Atatürk bizzat kaleme aldığı Medeni Bilgiler kitabında, yönetsel modellerin tarihsel derinlik içindeki gelişimi ve insan varlığına en saygılı yönetim modeli olan demokrasiye ulaşımını irdeleyerek adeta mercek altına alarak değerlendirmektedir. O’na göre ;“İdare şeklimiz kayıtsız şartsız hakimiyetine sahip olan halkın, kaderini bizzat ve eylemli olarak idare etmesi esasına dayanır. Türkiye Devleti bir halk devletidir. Halkın devletidir…İdare ve egemenlik millet’in tümüne aittir ve ait olmalıdır!. Demokrasi prensibi ulusal egemenlik şekline dönüşmüştür!.. Demokrasi esasına dayanan hükümetlerde egemenlik halka, halkın çoğunluğuna aittir… Demokrasi düşüncesi daima yükselen bir denizi andırmaktadır. Demokrasi düşüncesi karşı gelinemez bir kuvvet ve cereyan halini almıştır.”
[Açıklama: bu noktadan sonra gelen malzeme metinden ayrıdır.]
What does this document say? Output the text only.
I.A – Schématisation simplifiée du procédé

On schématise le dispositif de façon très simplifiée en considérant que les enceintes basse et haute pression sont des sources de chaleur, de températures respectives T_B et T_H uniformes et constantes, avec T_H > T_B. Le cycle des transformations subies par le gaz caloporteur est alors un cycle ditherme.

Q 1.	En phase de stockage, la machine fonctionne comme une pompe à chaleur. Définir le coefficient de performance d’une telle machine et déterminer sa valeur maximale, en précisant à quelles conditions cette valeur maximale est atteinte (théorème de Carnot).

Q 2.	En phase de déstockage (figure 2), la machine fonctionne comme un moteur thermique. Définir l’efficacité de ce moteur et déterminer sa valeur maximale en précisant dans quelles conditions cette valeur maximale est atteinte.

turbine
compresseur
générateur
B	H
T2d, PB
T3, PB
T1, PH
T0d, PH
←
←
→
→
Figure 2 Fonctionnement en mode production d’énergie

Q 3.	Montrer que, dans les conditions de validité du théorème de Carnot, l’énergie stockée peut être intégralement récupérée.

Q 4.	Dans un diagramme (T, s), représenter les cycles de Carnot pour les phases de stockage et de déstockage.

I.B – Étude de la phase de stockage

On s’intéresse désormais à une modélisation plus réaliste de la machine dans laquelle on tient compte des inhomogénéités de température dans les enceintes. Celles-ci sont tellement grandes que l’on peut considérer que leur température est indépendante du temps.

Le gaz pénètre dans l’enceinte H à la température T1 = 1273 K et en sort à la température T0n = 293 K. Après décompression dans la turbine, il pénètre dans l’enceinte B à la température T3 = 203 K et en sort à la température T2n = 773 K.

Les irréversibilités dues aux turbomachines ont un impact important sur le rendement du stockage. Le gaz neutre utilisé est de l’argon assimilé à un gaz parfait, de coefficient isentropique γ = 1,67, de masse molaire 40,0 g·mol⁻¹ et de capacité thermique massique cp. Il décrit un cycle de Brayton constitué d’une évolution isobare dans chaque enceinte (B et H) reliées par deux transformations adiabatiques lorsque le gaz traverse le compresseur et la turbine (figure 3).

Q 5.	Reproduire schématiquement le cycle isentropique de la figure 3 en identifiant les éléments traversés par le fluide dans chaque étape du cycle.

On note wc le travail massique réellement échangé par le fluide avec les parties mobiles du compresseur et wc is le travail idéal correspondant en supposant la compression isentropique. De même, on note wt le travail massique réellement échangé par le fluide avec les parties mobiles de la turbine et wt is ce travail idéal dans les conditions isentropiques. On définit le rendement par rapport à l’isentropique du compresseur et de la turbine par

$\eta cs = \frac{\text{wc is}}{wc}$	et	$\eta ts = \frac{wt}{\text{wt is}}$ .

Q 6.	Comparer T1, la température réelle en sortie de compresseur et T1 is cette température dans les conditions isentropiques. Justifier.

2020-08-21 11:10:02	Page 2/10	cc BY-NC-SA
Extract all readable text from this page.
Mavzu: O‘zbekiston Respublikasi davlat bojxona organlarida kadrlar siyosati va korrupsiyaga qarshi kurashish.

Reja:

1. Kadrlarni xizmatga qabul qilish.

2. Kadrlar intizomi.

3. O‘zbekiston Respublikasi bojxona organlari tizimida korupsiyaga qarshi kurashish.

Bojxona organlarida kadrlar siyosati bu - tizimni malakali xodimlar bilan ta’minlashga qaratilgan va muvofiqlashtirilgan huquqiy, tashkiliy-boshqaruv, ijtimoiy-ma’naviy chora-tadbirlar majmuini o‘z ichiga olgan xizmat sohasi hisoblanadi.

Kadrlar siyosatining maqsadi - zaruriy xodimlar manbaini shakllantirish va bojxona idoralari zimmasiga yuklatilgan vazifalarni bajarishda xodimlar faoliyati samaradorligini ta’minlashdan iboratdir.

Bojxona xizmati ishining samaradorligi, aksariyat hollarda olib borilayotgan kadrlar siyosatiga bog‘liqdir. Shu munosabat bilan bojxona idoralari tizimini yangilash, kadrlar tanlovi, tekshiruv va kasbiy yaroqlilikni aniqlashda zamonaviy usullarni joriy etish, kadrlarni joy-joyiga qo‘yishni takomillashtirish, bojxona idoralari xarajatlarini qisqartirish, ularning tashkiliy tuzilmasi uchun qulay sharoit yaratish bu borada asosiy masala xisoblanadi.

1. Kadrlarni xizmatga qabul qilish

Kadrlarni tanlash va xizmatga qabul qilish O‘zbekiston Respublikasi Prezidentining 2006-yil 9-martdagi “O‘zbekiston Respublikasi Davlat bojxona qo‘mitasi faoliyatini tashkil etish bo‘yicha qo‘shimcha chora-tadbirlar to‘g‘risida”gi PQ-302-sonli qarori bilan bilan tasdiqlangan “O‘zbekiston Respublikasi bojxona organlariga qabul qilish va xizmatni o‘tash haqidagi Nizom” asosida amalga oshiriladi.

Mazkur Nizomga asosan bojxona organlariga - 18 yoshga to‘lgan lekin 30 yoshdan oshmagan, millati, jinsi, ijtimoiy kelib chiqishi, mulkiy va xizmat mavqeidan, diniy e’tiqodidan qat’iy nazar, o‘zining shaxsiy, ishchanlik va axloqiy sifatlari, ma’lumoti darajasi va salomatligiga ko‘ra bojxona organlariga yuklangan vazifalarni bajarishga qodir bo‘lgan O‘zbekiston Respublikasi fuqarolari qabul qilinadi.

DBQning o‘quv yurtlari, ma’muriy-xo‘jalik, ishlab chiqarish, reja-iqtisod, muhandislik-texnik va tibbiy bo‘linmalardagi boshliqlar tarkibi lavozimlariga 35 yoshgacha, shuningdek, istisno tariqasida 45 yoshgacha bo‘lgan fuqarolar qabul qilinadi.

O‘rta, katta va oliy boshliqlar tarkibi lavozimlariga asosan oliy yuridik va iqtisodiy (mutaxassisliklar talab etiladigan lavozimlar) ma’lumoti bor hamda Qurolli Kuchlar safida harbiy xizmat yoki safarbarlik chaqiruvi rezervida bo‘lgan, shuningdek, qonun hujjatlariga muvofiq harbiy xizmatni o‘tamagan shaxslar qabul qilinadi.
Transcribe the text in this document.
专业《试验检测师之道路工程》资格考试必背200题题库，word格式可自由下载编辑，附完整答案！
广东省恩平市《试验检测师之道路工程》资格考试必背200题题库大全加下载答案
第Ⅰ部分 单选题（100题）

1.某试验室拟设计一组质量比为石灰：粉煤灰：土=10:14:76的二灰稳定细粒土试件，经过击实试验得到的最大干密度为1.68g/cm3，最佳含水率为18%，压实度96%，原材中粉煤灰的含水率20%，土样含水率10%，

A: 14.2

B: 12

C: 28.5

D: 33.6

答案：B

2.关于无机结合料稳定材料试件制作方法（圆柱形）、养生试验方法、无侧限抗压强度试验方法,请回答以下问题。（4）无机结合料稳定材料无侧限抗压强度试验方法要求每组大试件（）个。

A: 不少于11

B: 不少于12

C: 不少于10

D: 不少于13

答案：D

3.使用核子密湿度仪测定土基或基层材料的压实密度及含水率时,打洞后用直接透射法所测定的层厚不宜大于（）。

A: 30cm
Ancak, demokratik cumhuriyetlerde yani ulus egemenliğinin olduğu ortamlarda her türlü özgürlüklerin olmasının bilincinde olan Atatürk için bu kavram yaşamsal öneme sahiptir. O’na göre : “Her kişi istediğini düşünmek, istediğine inanmak, kendine has politik bir düşünceye sahip olmak, seçtiği bir dinin gereklerini yapmak veya yapmamak hak ve özgürlüğüne sahiptir. Kimsenin düşüncesine ve vicdanına hakim olunamaz.”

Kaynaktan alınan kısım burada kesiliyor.